The older students laughed again. Jacob liked these guys! "All joking aside, though, I look forward to my time here at Kameda High. Since I'm an old man compared to all these young'uns, my time here will feel like a blink of an eye, but as the old saying goes in my country, 'I ain't here for a long time, but I'm here for a good time.' Oh, wait, that's not an old saying, that's a George Strait song." A couple of older people in the rear of the auditorium got a laugh out of that. "Yes! Thank you, guys in the back! Stick around after orientation, we've gotta go drinkin' sometime!"

Fujiko gave a small cough and moved her wrist, emphasizing her watch, indicating that he's going a little long. But Jacob knew better--she wanted him off the stage after the drinking comment, as if his prolific drinking career wasn't already older than she was, but he supposed it was about time he wrapped it up.
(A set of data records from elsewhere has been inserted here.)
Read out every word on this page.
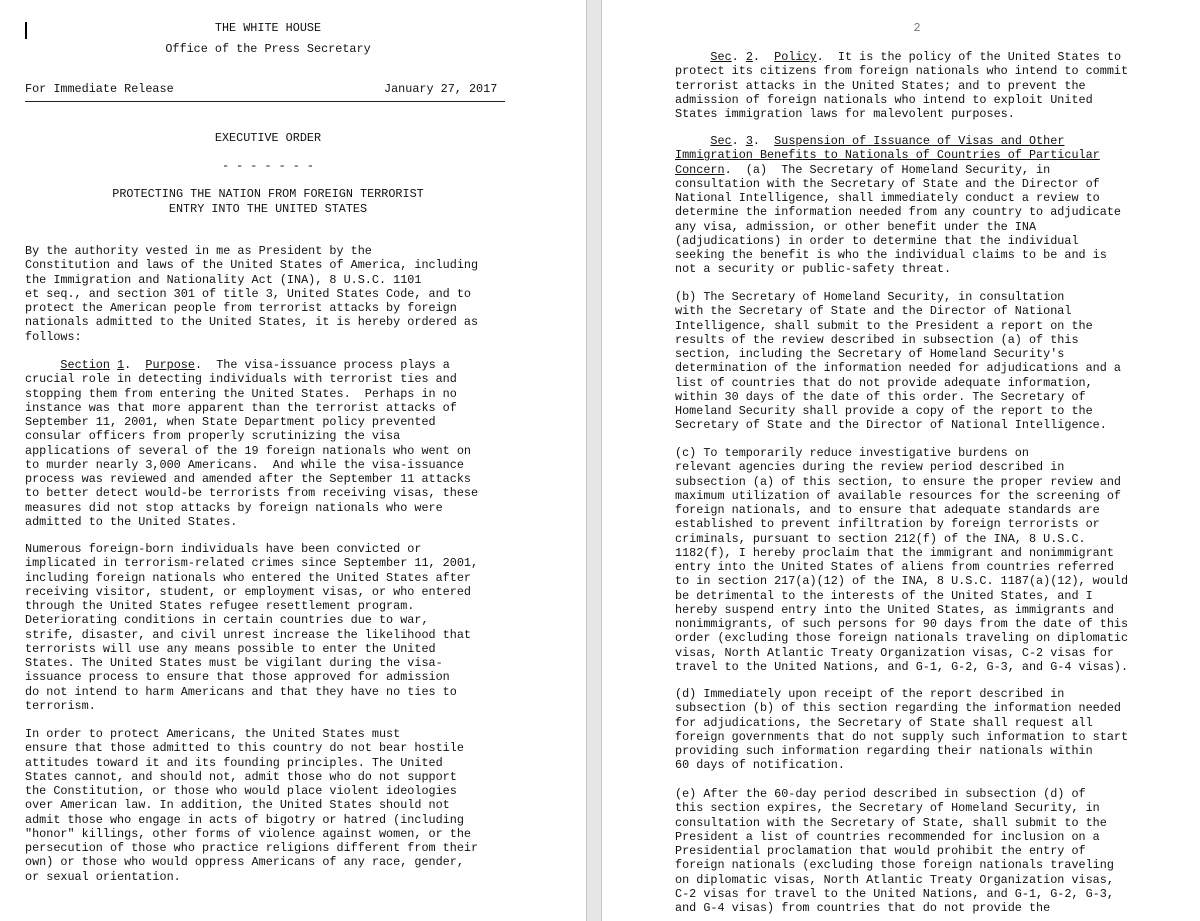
THE WHITE HOUSE
Office of the Press Secretary
For Immediate Release	January 27, 2017
EXECUTIVE ORDER
- - - - - - -
PROTECTING THE NATION FROM FOREIGN TERRORIST
ENTRY INTO THE UNITED STATES
By the authority vested in me as President by the
Constitution and laws of the United States of America, including
the Immigration and Nationality Act (INA), 8 U.S.C. 1101
et seq., and section 301 of title 3, United States Code, and to
protect the American people from terrorist attacks by foreign
nationals admitted to the United States, it is hereby ordered as
follows:
Section 1.  Purpose.  The visa-issuance process plays a
crucial role in detecting individuals with terrorist ties and
stopping them from entering the United States.  Perhaps in no
instance was that more apparent than the terrorist attacks of
September 11, 2001, when State Department policy prevented
consular officers from properly scrutinizing the visa
applications of several of the 19 foreign nationals who went on
to murder nearly 3,000 Americans.  And while the visa-issuance
process was reviewed and amended after the September 11 attacks
to better detect would-be terrorists from receiving visas, these
measures did not stop attacks by foreign nationals who were
admitted to the United States.
Numerous foreign-born individuals have been convicted or
implicated in terrorism-related crimes since September 11, 2001,
including foreign nationals who entered the United States after
receiving visitor, student, or employment visas, or who entered
through the United States refugee resettlement program.
Deteriorating conditions in certain countries due to war,
strife, disaster, and civil unrest increase the likelihood that
terrorists will use any means possible to enter the United
States. The United States must be vigilant during the visa-
issuance process to ensure that those approved for admission
do not intend to harm Americans and that they have no ties to
terrorism.
In order to protect Americans, the United States must
ensure that those admitted to this country do not bear hostile
attitudes toward it and its founding principles. The United
States cannot, and should not, admit those who do not support
the Constitution, or those who would place violent ideologies
over American law. In addition, the United States should not
admit those who engage in acts of bigotry or hatred (including
"honor" killings, other forms of violence against women, or the
persecution of those who practice religions different from their
own) or those who would oppress Americans of any race, gender,
or sexual orientation.
2
Sec. 2.  Policy.  It is the policy of the United States to
protect its citizens from foreign nationals who intend to commit
terrorist attacks in the United States; and to prevent the
admission of foreign nationals who intend to exploit United
States immigration laws for malevolent purposes.
Sec. 3.  Suspension of Issuance of Visas and Other
Immigration Benefits to Nationals of Countries of Particular
Concern.  (a)  The Secretary of Homeland Security, in
consultation with the Secretary of State and the Director of
National Intelligence, shall immediately conduct a review to
determine the information needed from any country to adjudicate
any visa, admission, or other benefit under the INA
(adjudications) in order to determine that the individual
seeking the benefit is who the individual claims to be and is
not a security or public-safety threat.
(b) The Secretary of Homeland Security, in consultation
with the Secretary of State and the Director of National
Intelligence, shall submit to the President a report on the
results of the review described in subsection (a) of this
section, including the Secretary of Homeland Security's
determination of the information needed for adjudications and a
list of countries that do not provide adequate information,
within 30 days of the date of this order. The Secretary of
Homeland Security shall provide a copy of the report to the
Secretary of State and the Director of National Intelligence.
(c) To temporarily reduce investigative burdens on
relevant agencies during the review period described in
subsection (a) of this section, to ensure the proper review and
maximum utilization of available resources for the screening of
foreign nationals, and to ensure that adequate standards are
established to prevent infiltration by foreign terrorists or
criminals, pursuant to section 212(f) of the INA, 8 U.S.C.
1182(f), I hereby proclaim that the immigrant and nonimmigrant
entry into the United States of aliens from countries referred
to in section 217(a)(12) of the INA, 8 U.S.C. 1187(a)(12), would
be detrimental to the interests of the United States, and I
hereby suspend entry into the United States, as immigrants and
nonimmigrants, of such persons for 90 days from the date of this
order (excluding those foreign nationals traveling on diplomatic
visas, North Atlantic Treaty Organization visas, C-2 visas for
travel to the United Nations, and G-1, G-2, G-3, and G-4 visas).
(d) Immediately upon receipt of the report described in
subsection (b) of this section regarding the information needed
for adjudications, the Secretary of State shall request all
foreign governments that do not supply such information to start
providing such information regarding their nationals within
60 days of notification.
(e) After the 60-day period described in subsection (d) of
this section expires, the Secretary of Homeland Security, in
consultation with the Secretary of State, shall submit to the
President a list of countries recommended for inclusion on a
Presidential proclamation that would prohibit the entry of
foreign nationals (excluding those foreign nationals traveling
on diplomatic visas, North Atlantic Treaty Organization visas,
C-2 visas for travel to the United Nations, and G-1, G-2, G-3,
and G-4 visas) from countries that do not provide the
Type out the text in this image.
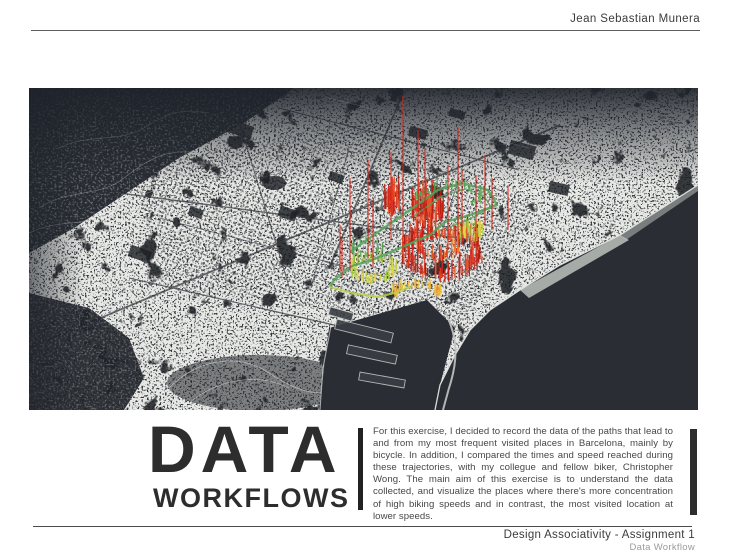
Jean Sebastian Munera
DATA
WORKFLOWS
For this exercise, I decided to record the data of the paths that lead to and from my most frequent visited places in Barcelona, mainly by bicycle. In addition, I compared the times and speed reached during these trajectories, with my collegue and fellow biker, Christopher Wong. The main aim of this exercise is to understand the data collected, and visualize the places where there's more concentration of high biking speeds and in contrast, the most visited location at lower speeds.
Design Associativity - Assignment 1
Data Workflow
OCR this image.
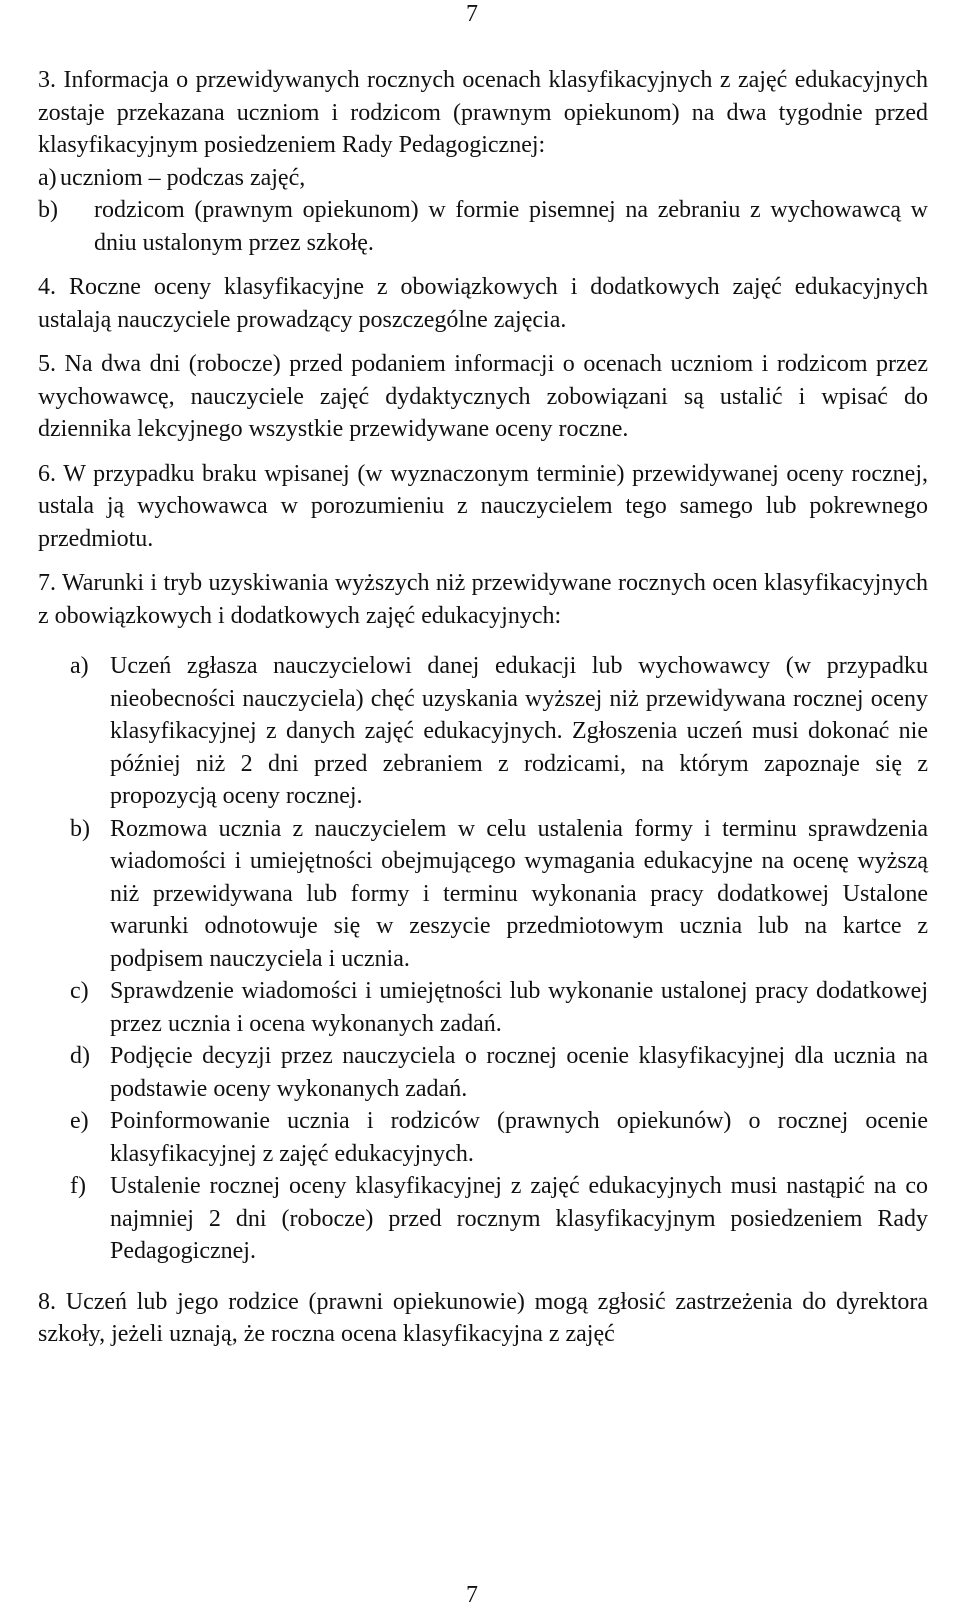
7
3. Informacja o przewidywanych rocznych ocenach klasyfikacyjnych z zajęć edukacyjnych zostaje przekazana uczniom i rodzicom (prawnym opiekunom) na dwa tygodnie przed klasyfikacyjnym posiedzeniem Rady Pedagogicznej:
a) uczniom – podczas zajęć,
b) rodzicom (prawnym opiekunom) w formie pisemnej na zebraniu z wychowawcą w dniu ustalonym przez szkołę.
4. Roczne oceny klasyfikacyjne z obowiązkowych i dodatkowych zajęć edukacyjnych ustalają nauczyciele prowadzący poszczególne zajęcia.
5. Na dwa dni (robocze) przed podaniem informacji o ocenach uczniom i rodzicom przez wychowawcę, nauczyciele zajęć dydaktycznych zobowiązani są ustalić i wpisać do dziennika lekcyjnego wszystkie przewidywane oceny roczne.
6. W przypadku braku wpisanej (w wyznaczonym terminie) przewidywanej oceny rocznej, ustala ją wychowawca w porozumieniu z nauczycielem tego samego lub pokrewnego przedmiotu.
7. Warunki i tryb uzyskiwania wyższych niż przewidywane rocznych ocen klasyfikacyjnych z obowiązkowych i dodatkowych zajęć edukacyjnych:
a) Uczeń zgłasza nauczycielowi danej edukacji lub wychowawcy (w przypadku nieobecności nauczyciela) chęć uzyskania wyższej niż przewidywana rocznej oceny klasyfikacyjnej z danych zajęć edukacyjnych. Zgłoszenia uczeń musi dokonać nie później niż 2 dni przed zebraniem z rodzicami, na którym zapoznaje się z propozycją oceny rocznej.
b) Rozmowa ucznia z nauczycielem w celu ustalenia formy i terminu sprawdzenia wiadomości i umiejętności obejmującego wymagania edukacyjne na ocenę wyższą niż przewidywana lub formy i terminu wykonania pracy dodatkowej Ustalone warunki odnotowuje się w zeszycie przedmiotowym ucznia lub na kartce z podpisem nauczyciela i ucznia.
c) Sprawdzenie wiadomości i umiejętności lub wykonanie ustalonej pracy dodatkowej przez ucznia i ocena wykonanych zadań.
d) Podjęcie decyzji przez nauczyciela o rocznej ocenie klasyfikacyjnej dla ucznia na podstawie oceny wykonanych zadań.
e) Poinformowanie ucznia i rodziców (prawnych opiekunów) o rocznej ocenie klasyfikacyjnej z zajęć edukacyjnych.
f) Ustalenie rocznej oceny klasyfikacyjnej z zajęć edukacyjnych musi nastąpić na co najmniej 2 dni (robocze) przed rocznym klasyfikacyjnym posiedzeniem Rady Pedagogicznej.
8. Uczeń lub jego rodzice (prawni opiekunowie) mogą zgłosić zastrzeżenia do dyrektora szkoły, jeżeli uznają, że roczna ocena klasyfikacyjna z zajęć
7
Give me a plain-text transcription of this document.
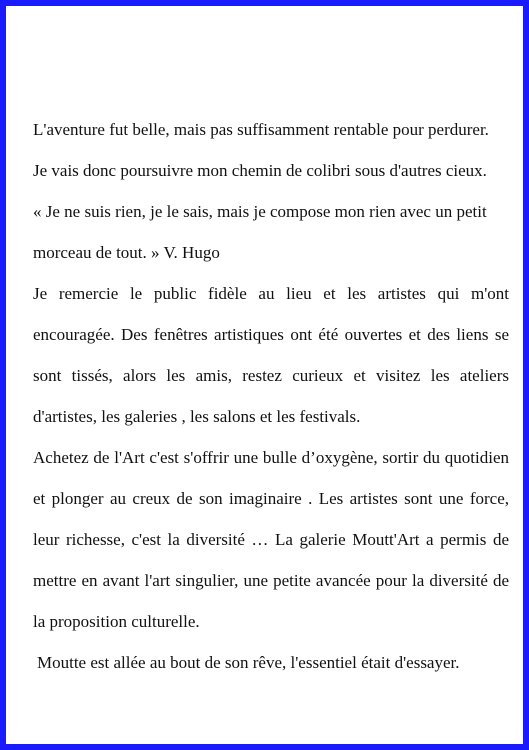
L'aventure fut belle, mais pas suffisamment rentable pour perdurer.

Je vais donc poursuivre mon chemin de colibri sous d'autres cieux.

« Je ne suis rien, je le sais, mais je compose mon rien avec un petit

morceau de tout. » V. Hugo

Je remercie le public fidèle au lieu et les artistes qui m'ont encouragée. Des fenêtres artistiques ont été ouvertes et des liens se sont tissés, alors les amis, restez curieux et visitez les ateliers d'artistes, les galeries , les salons et les festivals.

Achetez de l'Art c'est s'offrir une bulle d’oxygène, sortir du quotidien et plonger au creux de son imaginaire . Les artistes sont une force, leur richesse, c'est la diversité … La galerie Moutt'Art a permis de mettre en avant l'art singulier, une petite avancée pour la diversité de la proposition culturelle.

Moutte est allée au bout de son rêve, l'essentiel était d'essayer.
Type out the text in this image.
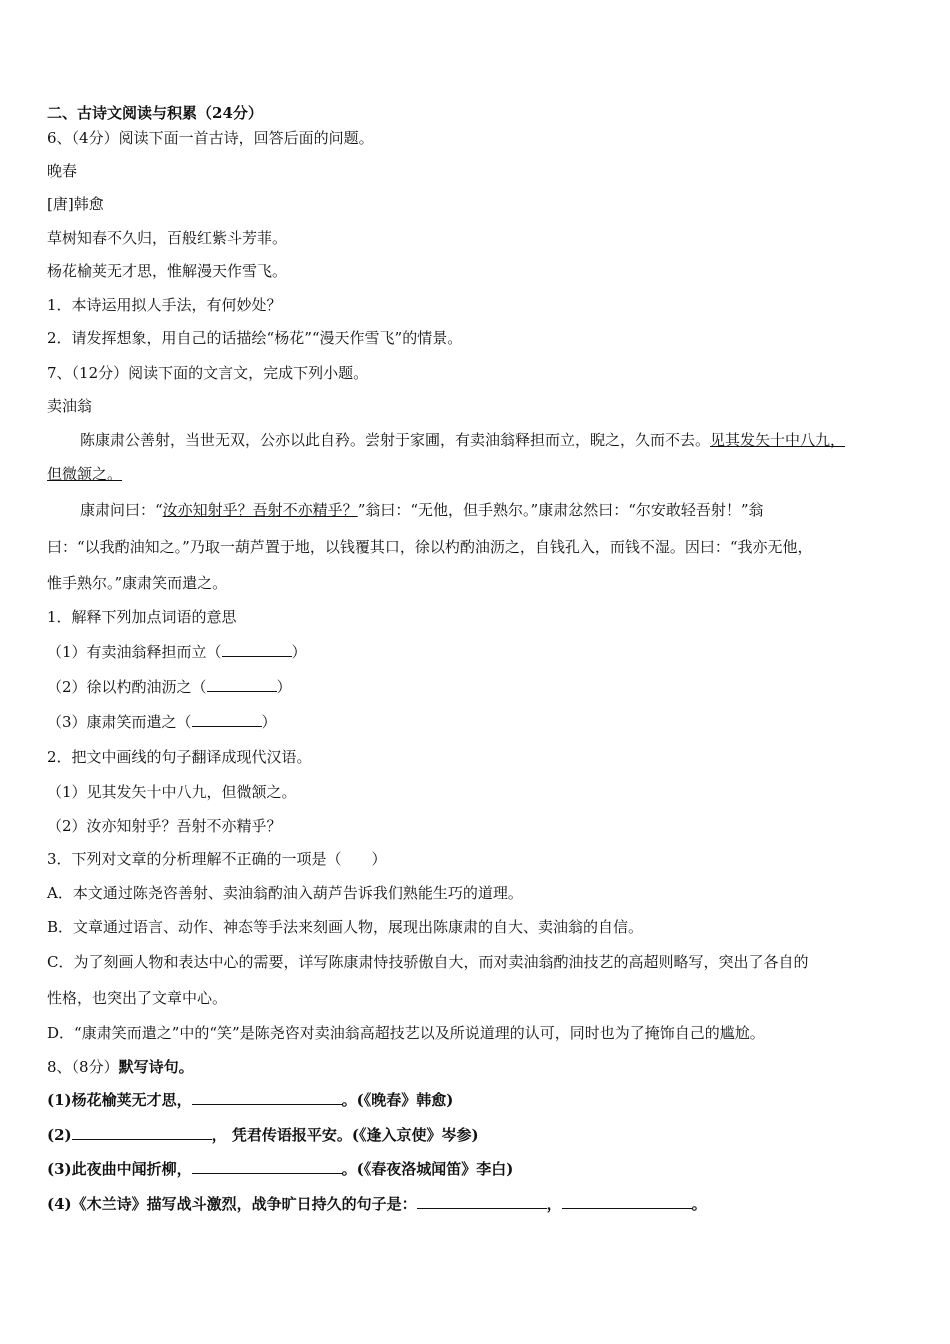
二、古诗文阅读与积累（24分）
6、（4分）阅读下面一首古诗，回答后面的问题。
晚春
[唐]韩愈
草树知春不久归，百般红紫斗芳菲。
杨花榆荚无才思，惟解漫天作雪飞。
1．本诗运用拟人手法，有何妙处？
2．请发挥想象，用自己的话描绘“杨花”“漫天作雪飞”的情景。
7、（12分）阅读下面的文言文，完成下列小题。
卖油翁
陈康肃公善射，当世无双，公亦以此自矜。尝射于家圃，有卖油翁释担而立，睨之，久而不去。见其发矢十中八九，
但微颔之。
康肃问曰：“汝亦知射乎？吾射不亦精乎？”翁曰：“无他，但手熟尔。”康肃忿然曰：“尔安敢轻吾射！”翁
曰：“以我酌油知之。”乃取一葫芦置于地，以钱覆其口，徐以杓酌油沥之，自钱孔入，而钱不湿。因曰：“我亦无他，
惟手熟尔。”康肃笑而遣之。
1．解释下列加点词语的意思
（1）有卖油翁释担而立（	）
（2）徐以杓酌油沥之（	）
（3）康肃笑而遣之（	）
2．把文中画线的句子翻译成现代汉语。
（1）见其发矢十中八九，但微颔之。
（2）汝亦知射乎？吾射不亦精乎？
3．下列对文章的分析理解不正确的一项是（　　）
A．本文通过陈尧咨善射、卖油翁酌油入葫芦告诉我们熟能生巧的道理。
B．文章通过语言、动作、神态等手法来刻画人物，展现出陈康肃的自大、卖油翁的自信。
C．为了刻画人物和表达中心的需要，详写陈康肃恃技骄傲自大，而对卖油翁酌油技艺的高超则略写，突出了各自的
性格，也突出了文章中心。
D．“康肃笑而遣之”中的“笑”是陈尧咨对卖油翁高超技艺以及所说道理的认可，同时也为了掩饰自己的尴尬。
8、（8分）默写诗句。
(1)杨花榆荚无才思，	。(《晚春》韩愈)
(2)	， 凭君传语报平安。(《逢入京使》岑参)
(3)此夜曲中闻折柳，	。(《春夜洛城闻笛》李白)
(4)《木兰诗》描写战斗激烈，战争旷日持久的句子是：	，	。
"But anyway, that's enough from me. I'll see you guys--" He gestured to the other students. "--in the halls, and I'll see you guys--" He gestured to the older folks in the back who enjoyed his George Strait reference. "--at Jogamu Sports Bar sometime! Don't be strangers, now!" He stepped back from the podium and waved at the audience in a friendly manner, and a wave of polite applause filled the auditorium. Jacob was pleased to hear that several people (mainly those guys in the back and some of the second- and third-years) were more enthusiastic in their response, and he was even more pleased to see the look of stunned silence on Principal Katou's face. He, apparently, did not expect the brash American to actually rise up to that little challenge.

"How'd ya like that, old man?" Jacob said with a sneer as he passed him by. He was already having fun with his high school career, and it hadn't even truly started yet.